Test function method for blow-up phenomena of semilinear wave equations and their weakly coupled systems

TL;DR

This paper introduces a simplified test function method to analyze blow-up phenomena and lifespan estimates for semilinear wave equations and their weakly coupled systems, including critical cases with new $(p,q)$-curves.

Contribution

A new, simpler framework for deriving sharp lifespan bounds for nonlinear wave equations and systems, extending previous methods with novel $(p,q)$-curves and solutions.

Findings

Derived sharp upper bounds for solution lifespans.

Identified new $(p,q)$-curves for coupled wave systems.

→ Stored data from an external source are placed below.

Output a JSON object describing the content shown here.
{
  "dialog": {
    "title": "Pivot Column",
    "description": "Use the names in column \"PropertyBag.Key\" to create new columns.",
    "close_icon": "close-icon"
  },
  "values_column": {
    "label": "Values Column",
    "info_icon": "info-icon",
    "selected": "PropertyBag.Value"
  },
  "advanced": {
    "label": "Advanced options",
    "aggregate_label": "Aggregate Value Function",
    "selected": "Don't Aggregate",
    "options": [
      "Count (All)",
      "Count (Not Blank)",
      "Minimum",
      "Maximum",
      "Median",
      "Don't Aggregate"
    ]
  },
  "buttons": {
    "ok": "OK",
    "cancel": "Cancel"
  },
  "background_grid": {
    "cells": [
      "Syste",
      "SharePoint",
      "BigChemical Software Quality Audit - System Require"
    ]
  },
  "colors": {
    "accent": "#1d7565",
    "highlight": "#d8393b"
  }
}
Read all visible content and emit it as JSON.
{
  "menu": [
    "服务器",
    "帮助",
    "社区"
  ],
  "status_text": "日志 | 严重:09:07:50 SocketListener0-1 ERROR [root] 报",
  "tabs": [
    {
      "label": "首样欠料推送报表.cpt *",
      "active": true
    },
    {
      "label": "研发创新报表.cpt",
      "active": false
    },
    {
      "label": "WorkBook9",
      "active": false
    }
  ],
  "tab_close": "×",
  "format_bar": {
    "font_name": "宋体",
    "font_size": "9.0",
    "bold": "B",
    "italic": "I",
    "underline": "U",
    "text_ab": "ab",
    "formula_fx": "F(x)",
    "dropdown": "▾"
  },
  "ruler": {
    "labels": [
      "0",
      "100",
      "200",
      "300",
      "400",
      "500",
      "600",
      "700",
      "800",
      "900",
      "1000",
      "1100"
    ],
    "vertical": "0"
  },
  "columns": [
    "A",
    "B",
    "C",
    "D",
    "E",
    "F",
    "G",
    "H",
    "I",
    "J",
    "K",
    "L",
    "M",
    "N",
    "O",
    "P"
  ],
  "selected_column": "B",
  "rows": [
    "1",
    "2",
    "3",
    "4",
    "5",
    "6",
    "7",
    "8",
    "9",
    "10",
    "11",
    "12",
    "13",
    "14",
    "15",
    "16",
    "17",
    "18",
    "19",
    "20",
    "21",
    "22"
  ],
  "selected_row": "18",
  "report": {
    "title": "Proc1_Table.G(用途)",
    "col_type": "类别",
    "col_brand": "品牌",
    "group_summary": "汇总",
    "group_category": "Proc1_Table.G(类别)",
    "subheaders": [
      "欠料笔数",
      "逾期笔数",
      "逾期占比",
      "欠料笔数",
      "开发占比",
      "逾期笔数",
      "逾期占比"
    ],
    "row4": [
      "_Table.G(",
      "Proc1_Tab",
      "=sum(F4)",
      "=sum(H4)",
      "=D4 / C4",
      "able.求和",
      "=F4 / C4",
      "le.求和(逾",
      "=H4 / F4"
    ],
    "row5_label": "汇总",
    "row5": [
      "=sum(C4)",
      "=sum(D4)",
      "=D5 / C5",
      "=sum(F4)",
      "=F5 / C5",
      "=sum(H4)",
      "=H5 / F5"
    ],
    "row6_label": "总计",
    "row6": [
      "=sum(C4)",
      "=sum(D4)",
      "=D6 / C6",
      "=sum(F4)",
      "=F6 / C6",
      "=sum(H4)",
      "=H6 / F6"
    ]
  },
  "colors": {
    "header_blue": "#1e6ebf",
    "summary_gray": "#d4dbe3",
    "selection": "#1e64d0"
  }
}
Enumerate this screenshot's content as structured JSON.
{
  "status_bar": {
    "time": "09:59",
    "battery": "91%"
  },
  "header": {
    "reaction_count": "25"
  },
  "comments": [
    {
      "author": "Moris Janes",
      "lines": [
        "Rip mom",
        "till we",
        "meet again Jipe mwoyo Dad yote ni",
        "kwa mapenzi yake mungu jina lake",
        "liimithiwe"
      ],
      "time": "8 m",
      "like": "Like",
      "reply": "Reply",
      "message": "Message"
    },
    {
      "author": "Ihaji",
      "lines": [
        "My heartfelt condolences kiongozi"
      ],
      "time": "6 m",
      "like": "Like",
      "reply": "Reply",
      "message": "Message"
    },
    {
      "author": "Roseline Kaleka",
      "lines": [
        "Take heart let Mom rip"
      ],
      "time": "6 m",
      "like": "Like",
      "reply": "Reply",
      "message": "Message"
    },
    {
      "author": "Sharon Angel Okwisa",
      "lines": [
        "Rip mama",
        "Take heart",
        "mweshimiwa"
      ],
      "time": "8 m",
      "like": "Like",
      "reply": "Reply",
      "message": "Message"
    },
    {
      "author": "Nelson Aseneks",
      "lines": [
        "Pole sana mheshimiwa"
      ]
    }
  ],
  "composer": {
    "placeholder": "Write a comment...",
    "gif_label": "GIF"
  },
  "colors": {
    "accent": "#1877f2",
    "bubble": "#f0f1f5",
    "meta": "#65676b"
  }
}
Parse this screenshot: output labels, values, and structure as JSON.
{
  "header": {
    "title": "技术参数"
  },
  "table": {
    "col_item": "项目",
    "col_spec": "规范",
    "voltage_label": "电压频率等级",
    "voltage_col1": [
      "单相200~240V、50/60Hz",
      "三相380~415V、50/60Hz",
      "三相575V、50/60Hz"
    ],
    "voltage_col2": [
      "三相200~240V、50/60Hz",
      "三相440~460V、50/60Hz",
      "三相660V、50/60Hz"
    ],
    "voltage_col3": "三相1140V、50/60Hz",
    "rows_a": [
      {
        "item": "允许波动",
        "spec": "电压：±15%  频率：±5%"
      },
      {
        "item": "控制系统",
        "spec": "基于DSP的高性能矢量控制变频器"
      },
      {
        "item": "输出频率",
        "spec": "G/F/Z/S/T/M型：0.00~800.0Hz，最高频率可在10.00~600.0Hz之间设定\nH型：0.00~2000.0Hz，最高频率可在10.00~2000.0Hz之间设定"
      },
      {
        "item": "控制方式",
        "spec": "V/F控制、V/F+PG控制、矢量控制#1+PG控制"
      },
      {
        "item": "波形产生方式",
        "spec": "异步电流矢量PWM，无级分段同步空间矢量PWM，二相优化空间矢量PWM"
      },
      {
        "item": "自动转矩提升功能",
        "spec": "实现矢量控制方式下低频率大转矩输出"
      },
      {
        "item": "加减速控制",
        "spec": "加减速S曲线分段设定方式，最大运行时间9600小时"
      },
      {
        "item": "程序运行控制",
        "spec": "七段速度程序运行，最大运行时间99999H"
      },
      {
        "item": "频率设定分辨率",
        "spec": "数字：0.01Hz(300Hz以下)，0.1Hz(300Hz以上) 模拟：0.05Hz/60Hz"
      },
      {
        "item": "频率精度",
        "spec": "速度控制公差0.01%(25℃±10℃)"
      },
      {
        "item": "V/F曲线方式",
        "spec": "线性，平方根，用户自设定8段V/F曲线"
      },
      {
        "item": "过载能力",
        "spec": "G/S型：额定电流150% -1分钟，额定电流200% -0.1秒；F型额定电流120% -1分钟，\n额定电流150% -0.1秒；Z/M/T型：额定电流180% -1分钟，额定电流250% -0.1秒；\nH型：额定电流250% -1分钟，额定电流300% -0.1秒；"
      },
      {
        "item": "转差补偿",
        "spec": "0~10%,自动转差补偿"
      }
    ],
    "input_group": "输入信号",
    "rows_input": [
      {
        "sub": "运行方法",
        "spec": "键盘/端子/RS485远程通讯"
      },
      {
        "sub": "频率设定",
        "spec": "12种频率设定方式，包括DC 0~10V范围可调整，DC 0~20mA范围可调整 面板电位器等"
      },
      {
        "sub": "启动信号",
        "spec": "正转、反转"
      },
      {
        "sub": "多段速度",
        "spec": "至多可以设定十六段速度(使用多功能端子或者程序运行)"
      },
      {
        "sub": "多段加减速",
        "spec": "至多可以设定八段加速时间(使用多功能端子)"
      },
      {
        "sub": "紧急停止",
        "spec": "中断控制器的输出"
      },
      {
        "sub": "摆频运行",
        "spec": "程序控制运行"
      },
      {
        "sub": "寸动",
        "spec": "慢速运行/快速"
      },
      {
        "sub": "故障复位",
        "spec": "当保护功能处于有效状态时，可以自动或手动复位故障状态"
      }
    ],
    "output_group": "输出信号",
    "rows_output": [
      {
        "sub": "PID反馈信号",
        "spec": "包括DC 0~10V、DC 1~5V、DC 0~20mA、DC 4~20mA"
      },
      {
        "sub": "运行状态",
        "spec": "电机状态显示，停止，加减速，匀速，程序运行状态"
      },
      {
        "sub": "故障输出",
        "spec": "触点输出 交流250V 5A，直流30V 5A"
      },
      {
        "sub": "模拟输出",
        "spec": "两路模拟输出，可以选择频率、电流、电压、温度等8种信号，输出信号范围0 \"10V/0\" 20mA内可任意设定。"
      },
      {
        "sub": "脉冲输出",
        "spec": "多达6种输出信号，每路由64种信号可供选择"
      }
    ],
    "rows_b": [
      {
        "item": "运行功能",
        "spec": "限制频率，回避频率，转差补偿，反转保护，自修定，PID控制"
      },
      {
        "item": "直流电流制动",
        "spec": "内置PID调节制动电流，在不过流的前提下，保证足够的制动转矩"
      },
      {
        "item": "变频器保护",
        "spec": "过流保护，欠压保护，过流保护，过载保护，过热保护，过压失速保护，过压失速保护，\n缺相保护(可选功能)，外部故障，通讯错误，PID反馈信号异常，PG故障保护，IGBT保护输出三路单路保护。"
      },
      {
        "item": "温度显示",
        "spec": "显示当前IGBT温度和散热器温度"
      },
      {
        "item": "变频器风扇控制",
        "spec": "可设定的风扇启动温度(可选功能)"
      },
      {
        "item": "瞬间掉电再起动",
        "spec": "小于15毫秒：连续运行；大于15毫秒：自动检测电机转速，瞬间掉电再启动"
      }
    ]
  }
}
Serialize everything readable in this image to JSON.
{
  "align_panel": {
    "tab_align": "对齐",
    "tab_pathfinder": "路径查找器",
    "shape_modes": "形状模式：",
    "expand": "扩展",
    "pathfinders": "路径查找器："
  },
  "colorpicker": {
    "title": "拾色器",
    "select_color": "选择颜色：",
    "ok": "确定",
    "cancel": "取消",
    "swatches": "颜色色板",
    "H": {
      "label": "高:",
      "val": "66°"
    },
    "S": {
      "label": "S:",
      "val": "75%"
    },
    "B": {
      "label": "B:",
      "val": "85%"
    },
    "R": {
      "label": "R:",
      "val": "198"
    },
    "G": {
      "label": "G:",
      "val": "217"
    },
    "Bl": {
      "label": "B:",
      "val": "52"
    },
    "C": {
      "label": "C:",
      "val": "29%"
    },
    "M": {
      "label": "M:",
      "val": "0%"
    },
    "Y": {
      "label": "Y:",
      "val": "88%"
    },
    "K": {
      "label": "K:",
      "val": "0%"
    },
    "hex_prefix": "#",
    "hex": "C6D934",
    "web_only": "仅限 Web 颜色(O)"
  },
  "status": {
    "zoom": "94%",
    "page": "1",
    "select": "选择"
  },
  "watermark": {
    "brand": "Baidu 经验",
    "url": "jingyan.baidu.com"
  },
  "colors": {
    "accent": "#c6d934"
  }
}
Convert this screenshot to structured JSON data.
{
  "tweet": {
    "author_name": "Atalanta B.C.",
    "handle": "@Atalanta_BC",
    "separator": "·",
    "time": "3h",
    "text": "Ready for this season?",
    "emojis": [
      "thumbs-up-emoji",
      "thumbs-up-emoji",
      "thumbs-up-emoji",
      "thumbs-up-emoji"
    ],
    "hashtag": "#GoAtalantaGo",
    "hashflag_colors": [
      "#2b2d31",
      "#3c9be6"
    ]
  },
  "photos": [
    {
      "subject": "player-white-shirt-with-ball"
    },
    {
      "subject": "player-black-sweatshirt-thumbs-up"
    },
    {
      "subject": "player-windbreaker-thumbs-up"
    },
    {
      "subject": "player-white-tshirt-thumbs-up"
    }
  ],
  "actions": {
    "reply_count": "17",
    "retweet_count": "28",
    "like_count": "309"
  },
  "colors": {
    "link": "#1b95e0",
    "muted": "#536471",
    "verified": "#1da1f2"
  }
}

Extended lifespan estimates to new parameter regions.

Abstract

In this paper we consider the wave equations with power type nonlinearities including time-derivatives of unknown functions and their weakly coupled systems. We propose a framework of test function method and give a simple proof of the derivation of sharp upper bound of lifespan of solutions to nonlinear wave equations and their systems. We point out that for respective critical case, we use a family of self-similar solution to the standard wave equation including Gauss's hypergeometric functions which are originally introduced by Zhou (1992). However, our framework is much simpler than that. As a consequence, we found new $(p,q)$-curve for the system $\partial_t^2u-\Delta u=|v|^q$, $\partial_t^2v-\Delta v=|\partial_tu|^p$ and lifespan estimate for small solutions for new region.